- Born: 9 October 1940 Helsinki, Finland
- Died: 22 November 2020 Helsinki, Finland

Education
- Alma mater: University of Helsinki Stanford University

Philosophical work
- Institutions: University of Helsinki

= Raimo Tuomela =

Finnish philosopher (1940–2020)

Raimo Heikki Tuomela (9 October 1940 – 22 November 2020) was a Finnish philosopher.

==Career==
Tuomela received his first degree of doctor of philosophy in 1968 from the University of Helsinki and the second one in 1969 from Stanford University. Tuomela was full professor of philosophy (especially methodology and philosophy of the social sciences) at the Department of Philosophy, University of Helsinki in 1971–2008.

Having earlier worked and published in many fields of philosophy, especially philosophy of science and philosophy of action, the theory of social action has been his main research interest.

Tuomela received several grants and awards, including the Alexander von Humboldt Foundation Research Award (Forschungspreis), awarded in recognition of achievements in research, and the honour prize of Finnish Academy of Science and Letters.

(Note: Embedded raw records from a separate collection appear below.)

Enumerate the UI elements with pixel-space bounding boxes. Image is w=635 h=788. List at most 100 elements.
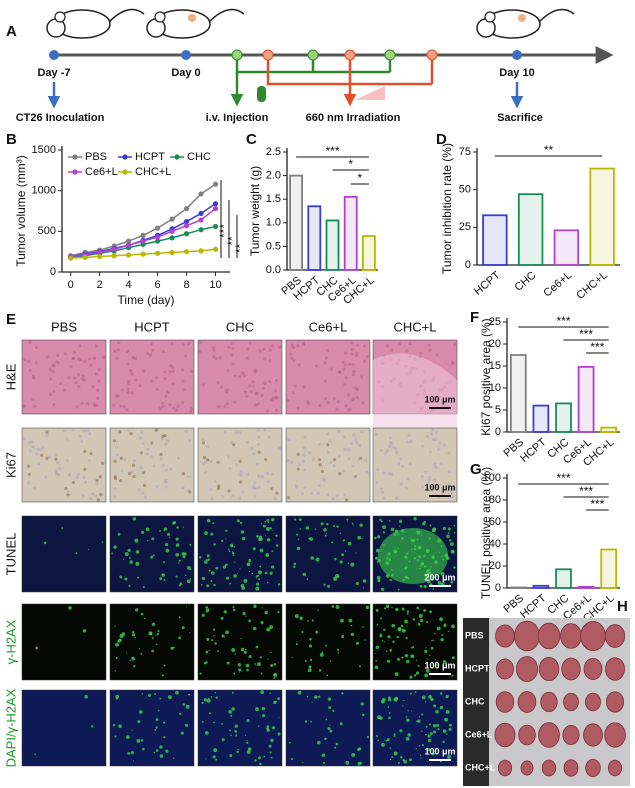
- micrograph: [197, 603, 283, 681]
- micrograph-texture: [364, 458, 368, 462]
- legend-swatch: [174, 154, 180, 160]
- micrograph-texture: [254, 759, 257, 762]
- tumor: [518, 724, 536, 746]
- micrograph-texture: [358, 444, 362, 448]
- y-tick-label: 15: [489, 360, 501, 372]
- bar: [600, 548, 618, 589]
- micrograph-texture: [323, 361, 327, 365]
- micrograph-texture: [201, 576, 205, 581]
- y-tick-label: 0: [50, 266, 56, 278]
- micrograph-texture: [118, 430, 122, 434]
- micrograph-texture: [407, 710, 409, 712]
- micrograph-texture: [269, 527, 272, 530]
- micrograph-texture: [177, 562, 179, 564]
- micrograph-texture: [198, 340, 202, 345]
- micrograph-texture: [204, 731, 209, 735]
- micrograph-texture: [34, 361, 38, 365]
- micrograph-texture: [112, 439, 117, 443]
- micrograph-texture: [259, 762, 262, 766]
- micrograph-texture: [75, 405, 79, 409]
- micrograph-texture: [378, 716, 381, 720]
- micrograph-texture: [266, 527, 271, 531]
- micrograph-texture: [302, 468, 307, 472]
- micrograph-texture: [129, 560, 133, 564]
- micrograph-texture: [233, 574, 237, 578]
- micrograph-texture: [344, 550, 346, 552]
- micrograph-texture: [412, 618, 416, 621]
- micrograph-texture: [246, 668, 249, 672]
- micrograph-texture: [382, 471, 386, 475]
- micrograph-texture: [137, 488, 141, 492]
- micrograph-texture: [431, 437, 436, 442]
- row-label: H&E: [3, 363, 18, 390]
- day-node: [512, 50, 522, 60]
- micrograph-texture: [263, 357, 267, 361]
- micrograph-texture: [357, 535, 361, 540]
- micrograph-texture: [295, 643, 298, 646]
- tumor: [604, 722, 626, 748]
- micrograph-texture: [183, 388, 187, 392]
- micrograph-texture: [405, 349, 409, 353]
- micrograph-texture: [387, 635, 391, 639]
- micrograph-texture: [397, 342, 402, 346]
- micrograph-texture: [361, 713, 365, 717]
- micrograph-texture: [123, 457, 127, 462]
- micrograph-texture: [405, 736, 410, 741]
- micrograph-texture: [427, 478, 431, 483]
- micrograph-texture: [66, 493, 70, 497]
- micrograph-texture: [132, 474, 136, 479]
- micrograph-texture: [270, 344, 275, 348]
- micrograph-texture: [142, 747, 145, 751]
- micrograph-texture: [119, 634, 124, 638]
- micrograph-texture: [246, 750, 251, 754]
- micrograph-texture: [417, 719, 421, 723]
- tumor: [538, 657, 560, 681]
- micrograph-texture: [75, 552, 78, 555]
- data-point: [97, 249, 103, 256]
- significance-label: ***: [556, 471, 570, 485]
- micrograph-texture: [296, 344, 300, 348]
- micrograph-texture: [151, 649, 154, 653]
- micrograph-texture: [436, 724, 440, 727]
- micrograph-texture: [375, 660, 378, 662]
- column-label: Ce6+L: [309, 319, 348, 334]
- micrograph-texture: [390, 348, 394, 352]
- data-point: [140, 232, 146, 238]
- micrograph-texture: [165, 548, 170, 553]
- micrograph-texture: [94, 372, 99, 376]
- micrograph-texture: [327, 697, 331, 701]
- micrograph-texture: [394, 496, 398, 500]
- micrograph-texture: [138, 436, 142, 440]
- micrograph-texture: [200, 583, 203, 586]
- micrograph-texture: [310, 720, 312, 723]
- micrograph-texture: [141, 442, 145, 446]
- micrograph-texture: [231, 494, 235, 498]
- micrograph-texture: [384, 739, 386, 741]
- tumor: [538, 722, 560, 748]
- micrograph-texture: [160, 437, 164, 441]
- tumor: [520, 760, 534, 776]
- event-label: 660 nm Irradiation: [306, 112, 401, 124]
- micrograph-texture: [228, 709, 232, 714]
- micrograph-texture: [141, 530, 145, 534]
- micrograph-texture: [244, 734, 246, 736]
- bar: [600, 426, 618, 433]
- micrograph-texture: [275, 534, 278, 537]
- micrograph-texture: [51, 370, 55, 374]
- micrograph-texture: [214, 642, 217, 645]
- micrograph-texture: [188, 693, 191, 696]
- micrograph-texture: [406, 477, 410, 481]
- micrograph-texture: [362, 626, 364, 628]
- micrograph-texture: [131, 729, 133, 731]
- micrograph-texture: [381, 639, 384, 642]
- micrograph-texture: [388, 436, 392, 440]
- y-tick-label: 1000: [32, 185, 56, 197]
- tumor: [517, 691, 537, 713]
- micrograph-texture: [301, 459, 305, 463]
- micrograph-texture: [439, 461, 443, 465]
- micrograph-texture: [402, 758, 405, 762]
- micrograph-texture: [416, 659, 418, 661]
- x-tick-label: 4: [126, 279, 132, 291]
- micrograph-texture: [453, 525, 456, 527]
- micrograph-texture: [412, 645, 415, 648]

During the five-year period 1995–2000, Tuomela was Academy Professor at the Academy of Finland. This research professorship also included a research group working within the general field of the philosophy of social action.

==Books==
In English
- Theoretical Concepts. Library of Exact Philosophy 10, Springer-Verlag, Wien and New York, 1973, 254 pp.
- Theoretical Concepts and Hypothetico-Inductive Inference (together with Ilkka Niiniluoto). Synthese Library, D. Reidel Publishing Company, Dordrecht and Boston, 1973, 262 pp.
- Human Action and Its Explanation: A Study on the Philosophical Foundations of Psychology. Synthese Library, D. Reidel Publishing Co., Dordrecht and Boston, 1977, 426 pp.
- A Theory of Social Action. D. Reidel Publishing Company, Dordrecht, Boston, and Lancaster, 1984, 534 pp.
- Science, Action, and Reality. D. Reidel Publishing Company, Dordrecht, Boston, and Lancaster, 1985, 274 pp.
- The Importance of Us: A Philosophical Study of Basic Social Notions. Stanford Series in Philosophy, Stanford University Press, Stanford, Calif., 1995, 470 pp.
- Cooperation: A Philosophical Study, Philosophical Studies Series, Kluwer Academic Publishers, 2000, 431 pp.
- The Philosophy of Social Practices: A Collective Acceptance View, Cambridge University Press, 2002, 274 pp.
- The Philosophy of Sociality, Oxford University Press, 2007, 318 pp.
- Social Ontology: Collective Intentionality and Group Agents, 2013, New York: Oxford University Press.

In Finnish
- Tiede, toiminta ja todellisuus. Tieteellisen maailmankäsityksen filosofiset perusteet, Gaudeamus, Jyväskylä, 1983.